Rupiah Terperosok di Awal Pekan Gara-Gara AS

Pada awal perdagangan Senin pagi, rupiah turun 8 poin atau 0,05 persen menjadi 16.458 per USD dari penutupan perdagangan sebelumnya sebesar 16.450 per USD.

oleh Septian Deny diperbarui 24 Jun 2024, 10:35 WIB
Diterbitkan 24 Jun 2024, 10:35 WIB
FOTO: Akhir Tahun, Nilai Tukar Rupiah Ditutup Menguat
Karyawan menunjukkan uang dolar AS dan rupiah di Jakarta, Rabu (30/12/2020). Pada awal perdagangan Senin pagi, rupiah turun 8 poin atau 0,05 persen menjadi 16.458 per USD dari penutupan perdagangan sebelumnya sebesar 16.450 per USD. (Liputan6.com/Johan Tallo)

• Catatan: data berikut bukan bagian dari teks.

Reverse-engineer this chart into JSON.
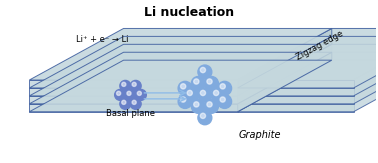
{
  "title": "Li nucleation",
  "graphite_label": "Graphite",
  "basal_plane_label": "Basal plane",
  "zigzag_label": "Zigzag edge",
  "reaction_label": "Li⁺ + e⁻ → Li",
  "bg_color": "#ffffff",
  "layer_face_color": "#c5d8de",
  "layer_face_color2": "#b8cdd4",
  "layer_edge_color": "#4060a0",
  "title_fontsize": 9,
  "label_fontsize": 7,
  "small_fontsize": 6,
  "atom_color_small": "#6880c8",
  "atom_color_large": "#80aade",
  "arrow_color": "#90bce8",
  "n_layers": 5
}
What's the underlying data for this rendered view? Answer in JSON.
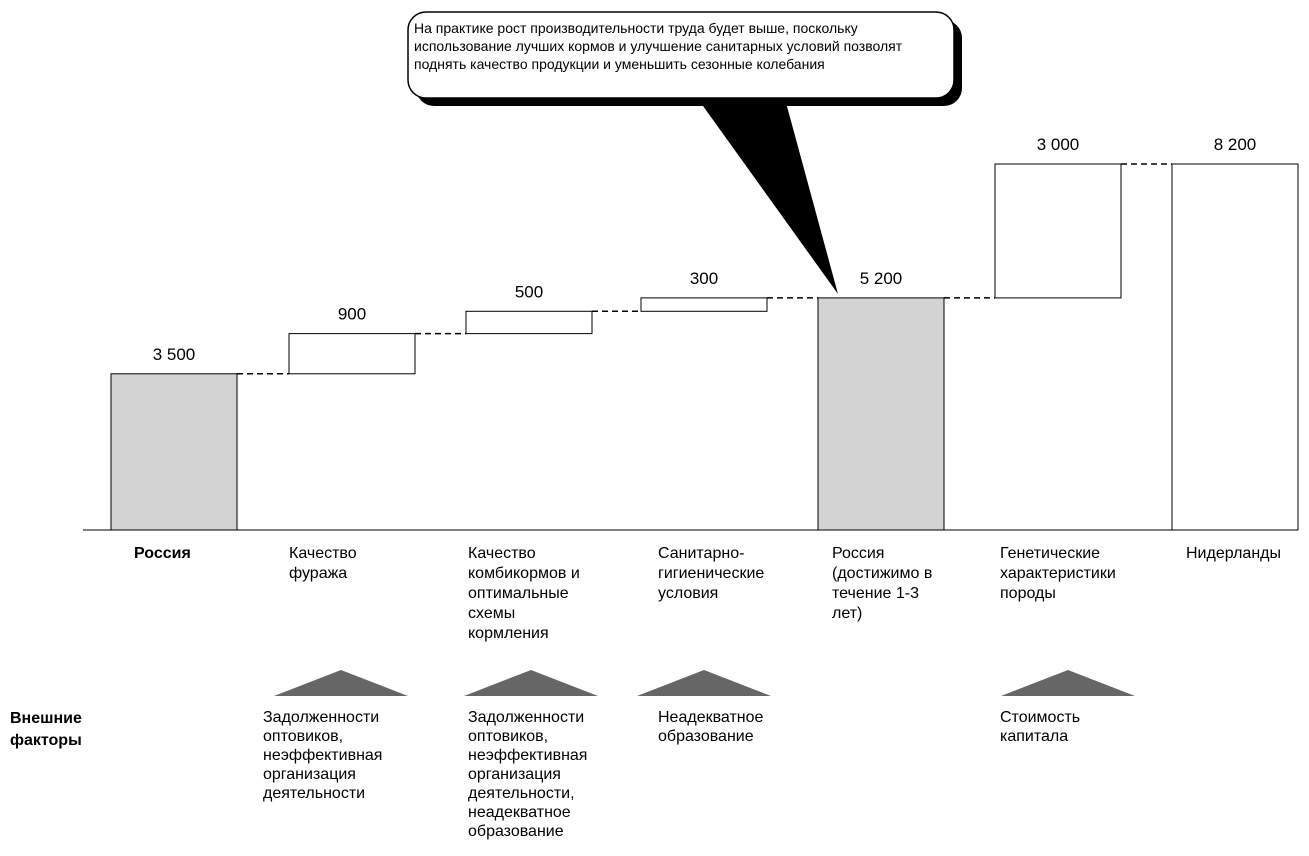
{
  "chart_data": {
    "type": "waterfall",
    "steps": [
      {
        "label": "Россия",
        "value_label": "3 500",
        "base": 0,
        "value": 3500,
        "kind": "total",
        "bold": true
      },
      {
        "label": "Качество\nфуража",
        "value_label": "900",
        "base": 3500,
        "value": 900,
        "kind": "delta"
      },
      {
        "label": "Качество\nкомбикормов и\nоптимальные\nсхемы\nкормления",
        "value_label": "500",
        "base": 4400,
        "value": 500,
        "kind": "delta"
      },
      {
        "label": "Санитарно-\nгигиенические\nусловия",
        "value_label": "300",
        "base": 4900,
        "value": 300,
        "kind": "delta"
      },
      {
        "label": "Россия\n(достижимо в\nтечение 1-3\nлет)",
        "value_label": "5 200",
        "base": 0,
        "value": 5200,
        "kind": "total"
      },
      {
        "label": "Генетические\nхарактеристики\nпороды",
        "value_label": "3 000",
        "base": 5200,
        "value": 3000,
        "kind": "delta"
      },
      {
        "label": "Нидерланды",
        "value_label": "8 200",
        "base": 0,
        "value": 8200,
        "kind": "total_white"
      }
    ],
    "ylim": [
      0,
      8200
    ],
    "colors": {
      "total": "#d3d3d3",
      "delta": "#ffffff",
      "stroke": "#000000",
      "triangle": "#666666"
    }
  },
  "callout": {
    "text": "На практике рост производительности труда будет выше, поскольку использование лучших кормов и улучшение санитарных условий позволят поднять качество продукции и уменьшить сезонные колебания"
  },
  "external": {
    "label": "Внешние\nфакторы",
    "factors": [
      {
        "step": 1,
        "text": "Задолженности\nоптовиков,\nнеэффективная\nорганизация\nдеятельности"
      },
      {
        "step": 2,
        "text": "Задолженности\nоптовиков,\nнеэффективная\nорганизация\nдеятельности,\nнеадекватное\nобразование"
      },
      {
        "step": 3,
        "text": "Неадекватное\nобразование"
      },
      {
        "step": 5,
        "text": "Стоимость\nкапитала"
      }
    ]
  }
}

Liputan6.com, Jakarta Nilai tukar (kurs) rupiah terhadap dolar AS pada perdagangan Senin dibuka merosot. Pelemahan rupiah dipengaruhi data PMI Amerika Serikat (AS) yang solid.

Pada awal perdagangan Senin pagi, rupiah turun 8 poin atau 0,05 persen menjadi 16.458 per USD dari penutupan perdagangan sebelumnya sebesar 16.450 per USD.

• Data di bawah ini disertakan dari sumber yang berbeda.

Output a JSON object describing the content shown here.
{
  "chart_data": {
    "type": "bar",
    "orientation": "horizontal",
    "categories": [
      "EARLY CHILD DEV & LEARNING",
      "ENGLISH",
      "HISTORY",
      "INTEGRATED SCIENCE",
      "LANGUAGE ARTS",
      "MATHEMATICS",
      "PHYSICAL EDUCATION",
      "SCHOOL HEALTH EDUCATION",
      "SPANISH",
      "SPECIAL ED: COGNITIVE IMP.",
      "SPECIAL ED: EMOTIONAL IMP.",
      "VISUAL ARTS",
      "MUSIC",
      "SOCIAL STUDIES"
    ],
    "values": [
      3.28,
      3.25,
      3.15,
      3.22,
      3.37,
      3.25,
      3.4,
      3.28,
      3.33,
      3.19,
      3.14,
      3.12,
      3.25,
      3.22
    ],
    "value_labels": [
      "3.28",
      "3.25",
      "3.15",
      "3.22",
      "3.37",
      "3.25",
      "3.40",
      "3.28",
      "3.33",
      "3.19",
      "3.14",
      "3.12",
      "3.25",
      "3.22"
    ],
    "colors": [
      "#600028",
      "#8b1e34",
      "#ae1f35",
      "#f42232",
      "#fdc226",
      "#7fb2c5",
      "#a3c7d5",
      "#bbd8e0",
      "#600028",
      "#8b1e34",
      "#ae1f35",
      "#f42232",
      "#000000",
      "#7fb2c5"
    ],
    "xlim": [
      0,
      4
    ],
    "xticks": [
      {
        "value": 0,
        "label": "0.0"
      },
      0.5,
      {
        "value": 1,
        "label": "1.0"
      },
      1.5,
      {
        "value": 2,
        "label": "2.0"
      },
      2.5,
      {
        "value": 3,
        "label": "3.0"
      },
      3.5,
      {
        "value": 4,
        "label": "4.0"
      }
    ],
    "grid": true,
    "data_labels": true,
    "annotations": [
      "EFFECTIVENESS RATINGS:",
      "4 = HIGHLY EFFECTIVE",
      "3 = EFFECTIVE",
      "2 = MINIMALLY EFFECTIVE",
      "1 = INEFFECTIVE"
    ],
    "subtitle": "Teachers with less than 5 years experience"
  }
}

"PMI Manufaktur AS secara mengejutkan naik menjadi 51,7 pada Juni 2024 dari 51,3 pada Mei 2024," kata Kepala Ekonom Bank Permata Josua Pardede dikutip dari Antara, Senin (24/6/2024).

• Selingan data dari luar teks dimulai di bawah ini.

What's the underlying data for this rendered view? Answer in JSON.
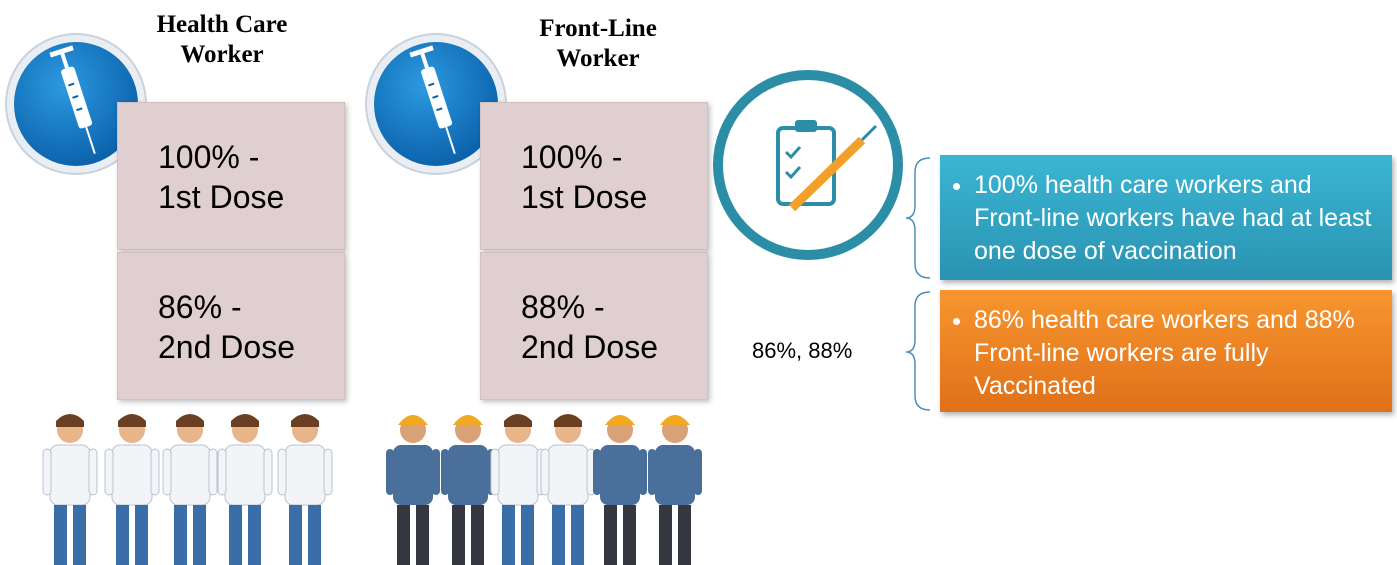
{
  "columns": [
    {
      "title": [
        "Health Care",
        "Worker"
      ],
      "first_dose": [
        "100% -",
        "1st Dose"
      ],
      "second_dose": [
        "86% -",
        "2nd Dose"
      ]
    },
    {
      "title": [
        "Front-Line",
        "Worker"
      ],
      "first_dose": [
        "100% -",
        "1st Dose"
      ],
      "second_dose": [
        "88% -",
        "2nd Dose"
      ]
    }
  ],
  "summary_label": "86%, 88%",
  "bullets": [
    "100% health care workers and Front-line workers have had at least one dose of vaccination",
    "86% health care workers and 88% Front-line workers are fully Vaccinated"
  ]
}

Josua menuturkan data PMI yang solid mendukung apresiasi nilai tukar dolar AS. PMI manufaktur melampaui ekspektasi konsensus pasar sebesar 51. Selain itu, PMI Jasa AS juga naik menjadi 55,1 pada Juni 2024, melebihi ekspektasi sebesar 54.

Data menunjukkan bahwa sektor manufaktur dan jasa di AS masih mengalami akselerasi pada Juni 2024, meningkatkan kemungkinan kebijakan suku bunga bertahan tinggi untuk waktu yang lebih lama (higher-for-longer) dari bank sentral AS atau The Fed.

Ia memperkirakan pada perdagangan hari ini nilai tukar rupiah akan berkisar di rentang 16.425 per USD sampai dengan 16.525 per USD.

Waspada, Rupiah Loyo Berpotensi Bikin Harga Obat Makin Mahal

Rupiah.
Ilustrasi seorang pegawai BRI sedang memegang uang Rupiah. (Foto: Istimewa)

Sebelumnya, Direktur Eksekutif Center of Reform on Economics (CORE) Mohammad Faisal mewaspadai nilai tukar rupiah terhadap dolar Amerika Serikat (AS) yang terus melemah.

Faisal mengingatkan, pelemahan rupiah berlarut ini tentunya akan membuat barang-barang impor menjadi lebih mahal.  

Alhasil itu akan membuat beban industri yang harus meng-impor bahan baku semakin tinggi. Imbasnya, konsumen di dalam negeri pun akan turut terkena dampak kenaikan harga untuk beberapa barang, dalam hal ini Faisal mengambil contoh produk obat-obatan. 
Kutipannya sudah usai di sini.